Squeeze This!
by Marion Jacobson (Univ. of Illinois, $30)
By rights, a book devoted to the accordion should be “as flat as a boxed set of Lawrence Welk’s ‘champagne music,’” said Ken Emerson in The Wall Street Journal. But Marion Jacobson’s account of the squeeze-box’s history in the U.S. “bubbles over with fascinating information and intriguing insights.” Get beyond the accordion’s “cornball” post-1960s reputation, Jacobson argues, and you may discover a stealth sexiness that has seduced artists from Bruce Springsteen to Sheryl Crow.
Taco USA
by Gustavo Arellano (Scribner, $25)
“If you fancy yourself an ambassador of authentic Mexican food, Gustavo Arellano will put you in your place right quick,” said L.V. Anderson in Slate.com. According to this “tasty but not-quite-satisfying” history, every dish we call Mexican was invented in America. But Arellano is okay with that, exhibiting “a soft spot” even for the goofiest Mexican-American hybrid fare. The book’s big weakness is that it flits from fact to fact without bringing them together into an engaging argument.
Fat, Drunk, and Stupid
by Matty Simmons (St. Martin’s, $26)
There can be no doubt that the 1978 film Animal House deserves its own book, said Douglass K. Daniel in the Associated Press. Thirty-five years later, the movie’s “bitingly satirical” sensibility is ingrained in the culture.
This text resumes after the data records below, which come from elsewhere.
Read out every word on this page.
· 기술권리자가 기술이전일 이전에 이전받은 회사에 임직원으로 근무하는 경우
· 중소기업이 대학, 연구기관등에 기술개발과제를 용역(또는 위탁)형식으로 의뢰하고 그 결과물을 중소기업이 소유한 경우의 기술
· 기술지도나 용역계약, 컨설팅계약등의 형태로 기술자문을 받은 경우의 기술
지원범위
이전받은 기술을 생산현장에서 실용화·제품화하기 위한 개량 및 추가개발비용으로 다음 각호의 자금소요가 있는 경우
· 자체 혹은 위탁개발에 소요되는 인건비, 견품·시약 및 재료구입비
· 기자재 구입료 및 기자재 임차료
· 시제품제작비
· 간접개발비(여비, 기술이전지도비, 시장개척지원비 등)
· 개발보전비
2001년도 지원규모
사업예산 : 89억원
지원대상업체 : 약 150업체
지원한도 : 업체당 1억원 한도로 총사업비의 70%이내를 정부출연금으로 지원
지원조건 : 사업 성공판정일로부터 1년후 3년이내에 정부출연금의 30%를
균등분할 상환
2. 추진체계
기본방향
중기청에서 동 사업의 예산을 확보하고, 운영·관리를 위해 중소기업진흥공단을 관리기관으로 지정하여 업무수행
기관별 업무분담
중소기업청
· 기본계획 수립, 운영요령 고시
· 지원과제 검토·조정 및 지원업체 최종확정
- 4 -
But while co-producer Matty Simmons seasons his book with interesting tidbits—including that Dragnet’s Jack Webb turned down the role of Dean Wormer—he writes like the project’s co-producer. Never does Simmons bring a critic’s eye to the movie’s strengths, weaknesses, and legacy.
Banzai Babe Ruth
by Robert K. Fitts (Univ. of Nebraska, $35)
This “fascinatingly told tale” re-creates a blockbuster 1934 tour of Japan by an all-star U.S. squad, said James Bailey in Baseball America. Led by Babe Ruth, the Americans took Japan by storm, selling out stadiums as the declining Sultan of Swat regained his hitting prowess. When Japan attacked Pearl Harbor several years later, Ruth felt personally betrayed, and tore up his apartment in anger. A shared affinity for baseball couldn’t prevent war, but author Robert Fitts shows how eventually it helped restore peace.